Essentially, in the CF respiratory tract, there are numerous contributing factors that result from the dysfunctional CFTR protein combine to create a favorable environment for the promotion of chronic bacterial and viral infections. 
It is suggested that CFTR dysfunction results in an inability to secrete chloride and bicarbonate ions into the airway lumen; unopposed sodium reabsorption results in net water uptake by the respiratory epithelium which liquid (further results in dehydration of airway surface (Malhotra, Hayes, & Wozniak, 2019).  Dehydrated mucus affects mucociliary and cough clearance of mucus, thus providing a favorable environment for colonization and infection of opportunistic pathogens (Malhotra, Hayes, & Wozniak, 2019). 
Another suggestion is that the impairment of CFTR is related to the altered pH of airway surface liquid (ASL).  Studies suggest that CF ASL show reduced bacterial killing due to impaired function of cationic antimicrobial peptides (AMPs); AMPs are innate immune proteins within leukocyte and epithelial secretions, with broad antimicrobial activity against infectious pathogens and immunomodulatory functions (Malhotra, Hayes, & Wozniak, 2019).  Antimicrobial killing of AMPs within the airway of those with CF, is said to be reduced in acidic pH conditions (Malhotra, Hayes, & Wozniak, 2019). 
Furthermore, there is another suggestion that basal inflammation promotes bacterial infection.  It is suggested that excess production of proinflammatory cytokines within the CF airway is related to early promotion and recruitment of inflammatory cells, such as neutrophils.  Neutrophil proteases are able to degrade immune antimicrobials, thus contributing to a secondary bacterial infection (Malhotra, Hayes, & Wozniak, 2019). 
Ultimately, the above-mentioned deficiencies in the CF respiratory tract prevent effective clearance of pathogens from the airway and create an environment favorable for infective pathogens.
References
Chmiel, J.F., & Davis, P.B. (2003).

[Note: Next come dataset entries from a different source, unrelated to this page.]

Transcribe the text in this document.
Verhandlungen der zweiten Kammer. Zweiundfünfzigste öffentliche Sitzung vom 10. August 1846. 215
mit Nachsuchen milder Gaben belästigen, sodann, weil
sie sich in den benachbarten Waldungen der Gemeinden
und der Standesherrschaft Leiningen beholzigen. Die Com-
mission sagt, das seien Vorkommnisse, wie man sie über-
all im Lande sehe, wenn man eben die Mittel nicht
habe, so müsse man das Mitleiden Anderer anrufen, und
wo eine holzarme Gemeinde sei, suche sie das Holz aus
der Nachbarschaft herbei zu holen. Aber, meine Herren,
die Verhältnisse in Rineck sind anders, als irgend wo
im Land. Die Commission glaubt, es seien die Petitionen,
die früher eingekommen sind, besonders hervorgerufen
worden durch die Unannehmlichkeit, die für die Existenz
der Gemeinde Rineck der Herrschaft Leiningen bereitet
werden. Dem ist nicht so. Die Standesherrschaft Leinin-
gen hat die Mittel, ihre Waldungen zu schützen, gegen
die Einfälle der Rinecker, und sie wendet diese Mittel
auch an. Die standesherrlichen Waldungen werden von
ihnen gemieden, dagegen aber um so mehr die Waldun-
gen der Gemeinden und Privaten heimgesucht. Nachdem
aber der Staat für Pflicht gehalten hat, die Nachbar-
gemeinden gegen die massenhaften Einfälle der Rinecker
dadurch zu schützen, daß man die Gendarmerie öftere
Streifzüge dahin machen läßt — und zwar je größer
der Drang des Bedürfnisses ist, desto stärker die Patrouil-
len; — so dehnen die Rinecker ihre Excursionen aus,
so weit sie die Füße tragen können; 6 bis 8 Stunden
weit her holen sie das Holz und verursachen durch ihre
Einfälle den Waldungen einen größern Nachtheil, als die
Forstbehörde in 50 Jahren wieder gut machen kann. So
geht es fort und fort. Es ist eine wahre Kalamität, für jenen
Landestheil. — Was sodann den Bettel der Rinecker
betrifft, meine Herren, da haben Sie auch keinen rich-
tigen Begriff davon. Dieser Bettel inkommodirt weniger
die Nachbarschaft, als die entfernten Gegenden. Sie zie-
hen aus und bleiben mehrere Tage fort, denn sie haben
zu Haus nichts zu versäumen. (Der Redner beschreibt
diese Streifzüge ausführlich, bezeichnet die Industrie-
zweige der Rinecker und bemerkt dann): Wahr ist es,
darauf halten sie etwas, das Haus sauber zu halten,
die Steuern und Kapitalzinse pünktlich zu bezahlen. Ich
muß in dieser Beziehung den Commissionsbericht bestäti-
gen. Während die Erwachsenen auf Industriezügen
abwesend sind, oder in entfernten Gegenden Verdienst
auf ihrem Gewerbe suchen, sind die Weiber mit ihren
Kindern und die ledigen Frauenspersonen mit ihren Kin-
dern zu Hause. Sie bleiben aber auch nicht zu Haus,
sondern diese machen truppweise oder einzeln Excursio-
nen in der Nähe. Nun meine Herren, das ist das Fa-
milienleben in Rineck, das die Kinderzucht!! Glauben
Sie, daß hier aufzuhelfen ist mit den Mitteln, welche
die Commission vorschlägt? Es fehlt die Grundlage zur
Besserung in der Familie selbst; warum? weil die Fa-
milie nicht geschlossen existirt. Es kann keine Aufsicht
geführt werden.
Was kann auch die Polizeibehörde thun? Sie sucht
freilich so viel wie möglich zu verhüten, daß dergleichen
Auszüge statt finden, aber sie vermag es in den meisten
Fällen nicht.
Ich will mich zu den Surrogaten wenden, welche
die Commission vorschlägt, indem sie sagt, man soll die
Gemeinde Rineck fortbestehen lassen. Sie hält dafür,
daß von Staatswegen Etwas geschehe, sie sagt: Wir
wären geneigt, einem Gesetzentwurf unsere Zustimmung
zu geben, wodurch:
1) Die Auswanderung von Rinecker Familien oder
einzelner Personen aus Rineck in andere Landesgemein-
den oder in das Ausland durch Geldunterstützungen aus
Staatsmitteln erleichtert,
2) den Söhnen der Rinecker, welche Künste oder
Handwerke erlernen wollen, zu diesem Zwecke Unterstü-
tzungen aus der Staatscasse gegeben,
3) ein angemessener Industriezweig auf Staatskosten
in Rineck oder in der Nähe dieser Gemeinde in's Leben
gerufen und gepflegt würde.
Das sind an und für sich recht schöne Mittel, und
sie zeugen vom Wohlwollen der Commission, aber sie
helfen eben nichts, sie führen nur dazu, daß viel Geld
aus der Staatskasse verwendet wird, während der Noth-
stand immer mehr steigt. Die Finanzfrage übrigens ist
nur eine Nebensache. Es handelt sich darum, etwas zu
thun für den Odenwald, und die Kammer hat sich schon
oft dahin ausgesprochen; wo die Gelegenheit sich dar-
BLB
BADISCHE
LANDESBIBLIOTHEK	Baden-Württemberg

State of the Art:  Why do lungs of patients with cystic fibrosis become
               Infected and why can’t they clear the infection? Respiratory Research 4(1).
https://dx.doi.org/10.1186%2F1465-9921-4-8
Huether, S.E., McCance, K.L., & Brashers, V.L. (2020).  Understanding Pathophysiology (7th ed.).  Elsevier.
Kiedrowski, M.R., & Bomberger, J.M. (2018). Viral-Bacterial Co-Infections in the Cystic Fibrosis
               Respiratory Tract.  Frontiers in Immunology, 9. https://doi.org/10.3389/fimmu.2018.03067
Malhotra, S., Hayes Jr., D., & Wozniak, D.J. (2019).  Cystic Fibrosis and Pseudomonas aeruginosa: the
               Host-Microbe Interface.  American Society For Microbiology 32(3).